Même quand on n'a de la Chine qu'une vision superficielle, la vision du passager occasionnel, on est frappé par la dureté de cette société. Moi, ce qui m'avait étonnée, c'était le nombre d'écrabouillés sur les routes dans l'indifférence générale. Voyez: un pauvre type est allongé par terre à côté de son vélo renversé. Deux passants arrivent "tu le connais, ce mec là?" "Non". Ils passent alors leur chemin...... Pour ne rien dire, mais ça c'est anecdotique, de la façon dont les autochtones vous bousculent -ils vous piétineraient aussi bien- devant l'entrée de la Cité Interdite.....
Jai Zhang-Ke est le chantre de cette société impitoyable que la "modernité" n'a pas changé -ou, peut être, a empiré. Violence, corruption, exploitation de la femme.... Dans un film presque choral -la liaison entre les quatre histoires, les quatre héros est très ténue- il nous emmène du Nord au Sud, des montagnes arides et glaciales aux grands villes. Il s'est inspiré de faits divers réels, aussi sanglants que sordides, pour tisser son œuvre.
Ce qui a sûrement le plus empiré dans la vie chinoise, c'est l'existence des mingongs, ces travailleurs migrants qui quittent leur campagne pour trouver un emploi industriel; n'ayant généralement qu'un hukou (droit au déplacement) limité à leur région, ils se retrouvent assimilables à des travailleurs sans papier; ils sont donc infiniment exploitables....
Comme toujours, l'image de Zhang-Ke est somptueuse. Des paysages lunaires des hauts plateaux à la masse d'usines crachant leur fumée, l'image est composée, cadrée comme si on était en face d'un panoramique.
La première histoire est sans doute la plus réussie, la plus concise, la plus forte. Dahai (Wu Jiang) travaille dans une mine; lui n'est pas un migrant, il est du village et il sait que le chef de village a vendu la mine autrefois étatisée au privé, une partie des dividendes devant revenir aux villageois.... Depuis, le chef de village, lui, s'est acheté une Audi; les autres villageois n'ont rien vu. Le propriétaire de la mine possède une Maserati..... et un avion privé. Les mineurs sont invités, moyennant un petit cadeau, à aller applaudir le jeune et sémillant propriétaire à sa descente d'avion. Dahai essaye désespérément de secouer ses collègues résignés. Il ose parler au propriétaire, un camarade d'enfance, menaçant de les dénoncer tous en haut lieu. Il se fait tabasser. Alors, il pète les plombs.....

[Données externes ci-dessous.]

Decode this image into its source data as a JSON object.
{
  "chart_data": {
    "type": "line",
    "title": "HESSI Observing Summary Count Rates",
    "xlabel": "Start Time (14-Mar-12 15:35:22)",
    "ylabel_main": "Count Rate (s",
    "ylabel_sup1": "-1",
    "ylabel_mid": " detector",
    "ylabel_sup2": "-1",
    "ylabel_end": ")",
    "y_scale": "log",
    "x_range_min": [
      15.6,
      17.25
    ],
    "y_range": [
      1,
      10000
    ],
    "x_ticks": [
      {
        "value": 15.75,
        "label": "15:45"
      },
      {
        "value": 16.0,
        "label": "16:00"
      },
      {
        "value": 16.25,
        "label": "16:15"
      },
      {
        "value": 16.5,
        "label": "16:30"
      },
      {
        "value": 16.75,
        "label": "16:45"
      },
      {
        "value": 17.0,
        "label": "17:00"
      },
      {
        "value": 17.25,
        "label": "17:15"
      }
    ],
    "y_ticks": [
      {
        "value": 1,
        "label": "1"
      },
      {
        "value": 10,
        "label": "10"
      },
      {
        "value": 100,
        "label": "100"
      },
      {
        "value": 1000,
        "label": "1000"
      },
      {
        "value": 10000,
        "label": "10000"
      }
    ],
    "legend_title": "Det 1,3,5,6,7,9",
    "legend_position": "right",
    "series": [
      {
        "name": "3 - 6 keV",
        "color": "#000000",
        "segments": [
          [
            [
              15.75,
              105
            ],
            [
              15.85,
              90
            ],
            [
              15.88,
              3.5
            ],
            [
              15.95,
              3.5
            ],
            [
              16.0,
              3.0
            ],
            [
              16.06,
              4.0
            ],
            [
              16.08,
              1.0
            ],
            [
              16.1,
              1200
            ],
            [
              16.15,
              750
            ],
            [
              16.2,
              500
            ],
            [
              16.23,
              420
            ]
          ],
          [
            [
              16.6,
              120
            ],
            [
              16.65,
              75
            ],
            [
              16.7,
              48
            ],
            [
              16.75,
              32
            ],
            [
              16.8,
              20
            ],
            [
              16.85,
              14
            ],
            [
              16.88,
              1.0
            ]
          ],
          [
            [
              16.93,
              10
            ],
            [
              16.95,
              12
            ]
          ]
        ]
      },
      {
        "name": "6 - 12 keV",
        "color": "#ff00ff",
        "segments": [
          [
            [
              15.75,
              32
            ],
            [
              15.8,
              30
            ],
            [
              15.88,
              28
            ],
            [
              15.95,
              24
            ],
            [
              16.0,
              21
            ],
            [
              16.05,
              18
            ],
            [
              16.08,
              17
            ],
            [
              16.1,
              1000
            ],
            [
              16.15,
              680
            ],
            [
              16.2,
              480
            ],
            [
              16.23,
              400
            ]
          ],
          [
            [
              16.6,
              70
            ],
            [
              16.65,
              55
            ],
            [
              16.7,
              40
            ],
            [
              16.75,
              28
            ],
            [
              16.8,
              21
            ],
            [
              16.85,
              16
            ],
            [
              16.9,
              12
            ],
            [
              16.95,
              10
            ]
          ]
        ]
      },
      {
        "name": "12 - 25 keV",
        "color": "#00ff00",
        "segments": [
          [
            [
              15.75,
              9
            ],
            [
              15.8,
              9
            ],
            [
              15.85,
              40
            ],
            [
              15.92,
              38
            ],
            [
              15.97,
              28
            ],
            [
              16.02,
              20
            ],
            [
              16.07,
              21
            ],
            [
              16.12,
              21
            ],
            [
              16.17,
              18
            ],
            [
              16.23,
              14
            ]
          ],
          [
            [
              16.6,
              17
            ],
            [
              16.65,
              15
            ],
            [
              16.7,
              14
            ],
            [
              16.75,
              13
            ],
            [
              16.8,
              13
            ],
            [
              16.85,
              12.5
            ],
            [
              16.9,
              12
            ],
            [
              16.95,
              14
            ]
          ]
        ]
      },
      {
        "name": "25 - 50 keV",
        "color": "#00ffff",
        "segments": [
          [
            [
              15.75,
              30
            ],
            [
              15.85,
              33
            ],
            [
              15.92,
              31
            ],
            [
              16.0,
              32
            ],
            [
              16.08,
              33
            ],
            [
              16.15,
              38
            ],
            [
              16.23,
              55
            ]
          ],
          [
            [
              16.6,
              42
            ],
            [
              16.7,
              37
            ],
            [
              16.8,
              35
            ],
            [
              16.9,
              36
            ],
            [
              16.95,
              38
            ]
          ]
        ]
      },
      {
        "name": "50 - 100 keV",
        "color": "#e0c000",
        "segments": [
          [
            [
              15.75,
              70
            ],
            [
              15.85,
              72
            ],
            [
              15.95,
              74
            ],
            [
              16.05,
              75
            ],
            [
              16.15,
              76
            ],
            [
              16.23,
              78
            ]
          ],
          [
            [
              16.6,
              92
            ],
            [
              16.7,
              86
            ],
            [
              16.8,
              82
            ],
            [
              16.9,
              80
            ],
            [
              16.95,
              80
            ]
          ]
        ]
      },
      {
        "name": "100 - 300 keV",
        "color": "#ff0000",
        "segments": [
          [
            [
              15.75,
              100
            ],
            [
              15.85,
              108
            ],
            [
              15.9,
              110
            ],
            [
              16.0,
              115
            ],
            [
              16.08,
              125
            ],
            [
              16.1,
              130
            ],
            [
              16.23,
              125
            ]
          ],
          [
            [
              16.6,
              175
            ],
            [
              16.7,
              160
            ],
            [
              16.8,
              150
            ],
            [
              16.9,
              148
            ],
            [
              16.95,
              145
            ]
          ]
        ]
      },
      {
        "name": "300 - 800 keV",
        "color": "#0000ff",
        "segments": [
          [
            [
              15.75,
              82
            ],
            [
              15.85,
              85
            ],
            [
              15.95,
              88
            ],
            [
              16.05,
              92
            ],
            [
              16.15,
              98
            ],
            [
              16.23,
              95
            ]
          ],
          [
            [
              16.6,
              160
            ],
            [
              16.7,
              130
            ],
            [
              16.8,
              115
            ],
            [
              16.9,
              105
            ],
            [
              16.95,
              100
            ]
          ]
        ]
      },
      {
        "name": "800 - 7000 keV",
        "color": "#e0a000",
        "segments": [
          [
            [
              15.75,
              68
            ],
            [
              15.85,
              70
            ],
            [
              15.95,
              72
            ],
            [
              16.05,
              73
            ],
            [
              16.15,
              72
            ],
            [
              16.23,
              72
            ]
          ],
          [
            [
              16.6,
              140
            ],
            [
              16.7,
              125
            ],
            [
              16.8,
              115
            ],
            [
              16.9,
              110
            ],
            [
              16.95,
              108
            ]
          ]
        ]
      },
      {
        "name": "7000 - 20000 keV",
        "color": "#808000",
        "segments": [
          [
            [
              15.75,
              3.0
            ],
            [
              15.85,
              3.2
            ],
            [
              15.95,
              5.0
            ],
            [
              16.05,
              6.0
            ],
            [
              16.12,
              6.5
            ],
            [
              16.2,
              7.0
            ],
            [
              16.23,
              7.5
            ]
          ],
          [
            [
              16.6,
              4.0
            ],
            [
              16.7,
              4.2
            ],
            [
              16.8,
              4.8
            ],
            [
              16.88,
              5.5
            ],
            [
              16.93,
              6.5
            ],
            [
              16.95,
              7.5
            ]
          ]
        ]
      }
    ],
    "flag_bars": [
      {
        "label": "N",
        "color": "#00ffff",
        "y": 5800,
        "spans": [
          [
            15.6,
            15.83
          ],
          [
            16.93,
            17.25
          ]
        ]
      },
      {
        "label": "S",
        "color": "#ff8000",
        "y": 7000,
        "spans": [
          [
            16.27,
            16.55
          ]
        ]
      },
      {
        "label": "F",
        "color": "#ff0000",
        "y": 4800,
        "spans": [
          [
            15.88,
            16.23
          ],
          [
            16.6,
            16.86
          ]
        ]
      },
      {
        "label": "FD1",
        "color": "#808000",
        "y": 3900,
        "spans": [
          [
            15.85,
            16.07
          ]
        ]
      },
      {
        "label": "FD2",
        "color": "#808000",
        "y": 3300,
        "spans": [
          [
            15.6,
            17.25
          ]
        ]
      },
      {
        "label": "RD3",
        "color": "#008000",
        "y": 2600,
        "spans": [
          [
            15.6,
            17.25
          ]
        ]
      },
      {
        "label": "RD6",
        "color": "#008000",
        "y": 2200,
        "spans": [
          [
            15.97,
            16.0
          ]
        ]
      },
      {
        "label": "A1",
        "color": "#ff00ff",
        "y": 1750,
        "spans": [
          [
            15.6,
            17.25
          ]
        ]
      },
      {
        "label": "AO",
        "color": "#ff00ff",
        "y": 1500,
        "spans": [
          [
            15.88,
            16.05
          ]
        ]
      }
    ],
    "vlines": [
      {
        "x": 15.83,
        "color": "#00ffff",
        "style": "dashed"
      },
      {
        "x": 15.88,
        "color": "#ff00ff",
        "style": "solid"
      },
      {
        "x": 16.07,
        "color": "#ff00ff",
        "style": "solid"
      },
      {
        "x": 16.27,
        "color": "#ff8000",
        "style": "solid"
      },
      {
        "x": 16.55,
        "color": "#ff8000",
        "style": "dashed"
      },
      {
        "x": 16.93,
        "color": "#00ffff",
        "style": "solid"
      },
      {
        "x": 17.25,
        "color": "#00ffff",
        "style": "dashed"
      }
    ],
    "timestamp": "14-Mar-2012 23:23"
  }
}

Le même jour, on a retrouvé les corps de trois jeunes assassinés par balle au col qui surplombe le village. Le spectateur, lui, sait que le meurtrier est le migrant San'er (Wang Baoqiang); les jeunes ont voulu le racketter: ils y ont laissé leur peau. San'er qui est en route vers la fête des soixante dix ans de sa mère est une brute qui traverse le pays sur sa moto en semant les cadavres derrière lui.
Xiao Yu (Zhao Tao) a un amoureux qui travaille à Canton. Elle comprend qu'il ne quittera jamais sa femme pour elle. Elle est réceptionniste dans un sauna -en fait, une maison de passe; un jour, un client l'importune, refusant de comprendre qu'elle n'est pas une pute. Elle aussi pète les plombs...;
Enfin, le jeune Xiao Hui (Luo Lanshan) est, lui, typique de la nouvelle génération. Presque un occidental! Il voudrait bien gagner sa vie, sans trop se fatiguer. Jugé responsable de l'accident d'un collègue, il est condamné par le patron.... à prendre sa place et travailler sans salaire tout le temps de l'indisponibilité du collègue, qui recevra le salaire.... Ouais, il y a encore un long chemin avant l'institutionnalisation de la Sécu..... Alors, il s'en va lui aussi sur les routes, un temps serveur dans une de ces maisons de passe luxueuses (voir l'épisode ou ces demoiselles se déguisent pour charmer le client en petites soldates de l'armée rouge, avec mini-boléro sur bustier pigeonnant....) Xiao Hui tombera de plus en plus bas.
Oui, c'est un constat terrible sur ce pays où une très petite minorité profite, seule, de l'enrichissement national. Ou les pauvres sont de plus en plus pauvres, de plus en plus abandonnés. Et où la violence devient le mode banal d'expression de la révolte....
Magnifique. A voir absolument. Absolument.